Connection-less From the advertisement data, inspect the manufacturer data field. The last byte in that data array will be a boolean flag describing the current state (0x00 for off, 0x01 for on).

Connection-based Send an AA01 packet and wait for an AA01 response. The first byte in the payload will be a boolean flag with the current state.

Packets

Get device on/off state (AA01)

Send: aa01 0000000000000000000000000000000000 ab
Recv: aa01 0100000000000000000000000000000000 aa (if on)
      aa01 0000000000000000000000000000000000 ab (if off)

Get device firmware version (AA06, AA20, AA21)

There seem to be multiple packet identifiers that return the firmware version. Not sure what their purpose is, maybe it's some backwards compatibility thing

Send: aa06 0000000000000000000000000000000000 ac
Recv: aa06 312e30302e323100000000000000000000 9e
            1 . 0 0 . 2 1

Get device hardware version (AA07)

Send: aa07 0300000000000000000000000000000000 ae
Recv: aa07 03312e30322e3030000000000000000000 9d
              1 . 0 2 . 0 0

Get authentication key (AAB1)

Send: aab1 0000000000000000000000000000000000 1b
Recv: 
      aab1 00 687ea542cc1d267e0000000000000000 63 (invalid key)
      aab1 01 0db6be06253334300000000000000000    (valid key)
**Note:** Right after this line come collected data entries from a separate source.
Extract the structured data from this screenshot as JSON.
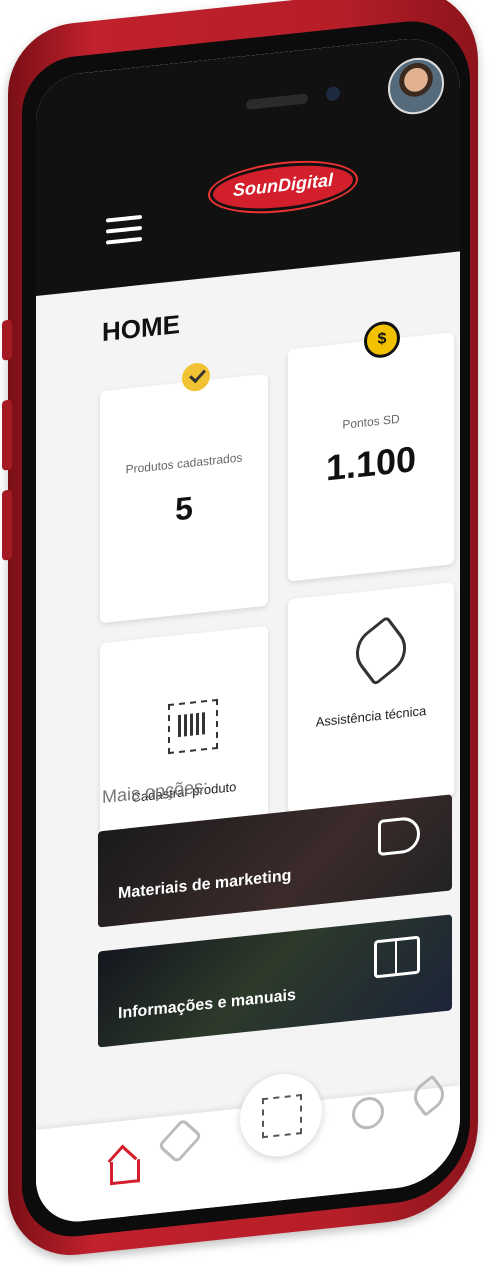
{
  "header": {
    "logo_text": "SounDigital"
  },
  "home": {
    "title": "HOME"
  },
  "cards": {
    "products": {
      "label": "Produtos cadastrados",
      "value": "5"
    },
    "points": {
      "label": "Pontos SD",
      "value": "1.100",
      "coin_symbol": "$"
    },
    "register": {
      "label": "Cadastrar produto"
    },
    "support": {
      "label": "Assistência técnica"
    }
  },
  "more_options": {
    "label": "Mais opções:",
    "items": [
      {
        "label": "Materiais de marketing"
      },
      {
        "label": "Informações e manuais"
      }
    ]
  },
  "nav": {
    "items": [
      "home-icon",
      "tag-icon",
      "barcode-icon",
      "award-icon",
      "wrench-icon"
    ]
  },
  "colors": {
    "brand_red": "#d21f2b",
    "coin_yellow": "#f2c200"
  }
}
To determine if the response has a valid or invalid key you must inspect the first byte of the payload. If it's 0x01 then the response has a valid key.

The authentication key will be in the payload and starts with the second byte in the payload. In the example above, 0db6be06253334300000000000000000 is the valid key.
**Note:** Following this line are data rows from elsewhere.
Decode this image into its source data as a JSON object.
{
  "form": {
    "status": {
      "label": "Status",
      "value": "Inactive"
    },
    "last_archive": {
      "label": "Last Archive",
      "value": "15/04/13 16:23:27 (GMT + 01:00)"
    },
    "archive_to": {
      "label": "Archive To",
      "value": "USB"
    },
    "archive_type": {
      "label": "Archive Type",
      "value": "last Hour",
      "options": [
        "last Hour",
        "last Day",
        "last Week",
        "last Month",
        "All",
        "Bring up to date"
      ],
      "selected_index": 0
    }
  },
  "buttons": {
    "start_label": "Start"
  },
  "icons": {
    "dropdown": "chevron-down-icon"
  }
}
Authentication current connection (33B2)

Send: 33b2 0db6be0625333430000000000000000000 97
Recv: 33b2 0000000000000000000000000000000000 81 (if key is correct)
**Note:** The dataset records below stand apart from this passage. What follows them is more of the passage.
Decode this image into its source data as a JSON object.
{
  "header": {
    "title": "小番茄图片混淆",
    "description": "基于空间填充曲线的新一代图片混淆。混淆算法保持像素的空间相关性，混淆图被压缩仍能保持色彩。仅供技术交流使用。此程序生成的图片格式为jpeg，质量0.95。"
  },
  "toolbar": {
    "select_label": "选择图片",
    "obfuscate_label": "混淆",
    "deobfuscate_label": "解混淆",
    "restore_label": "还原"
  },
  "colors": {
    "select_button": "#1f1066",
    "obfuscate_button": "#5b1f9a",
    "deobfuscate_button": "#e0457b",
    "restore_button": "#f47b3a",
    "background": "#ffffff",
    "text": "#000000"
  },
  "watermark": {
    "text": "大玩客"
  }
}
The send message contains the authentication key in the payload section. If the key is less than the expected size of payload (17 bytes) then you should pad it with 0x00 at the end.

If the authentication key is incorrect, there will be no response received from the device.

Set the on/off state (3301)

Turn On
Send: 3301 ff00000000000000000000000000000000 cd
Recv: 3301 0000000000000000000000000000000000 32

Turn Off
Send: 3301 f000000000000000000000000000000000 c2
Recv: 3301 0000000000000000000000000000000000 32

You must go throuogh the authentication flow before you send any of these on/off messages. Otherwise, you will not receive a response if you send a 3301 message.

Other messages

There is more functionality of H5080 device that hasn't been mapped yet. The device is capable of maintaining its own schedule to turn on or off and it's able to have auto-on and auto-off features after a timer expires. There are probably more messages to read and write this configuration, as well as possibly synchronizing the time so that the schedule could be applied.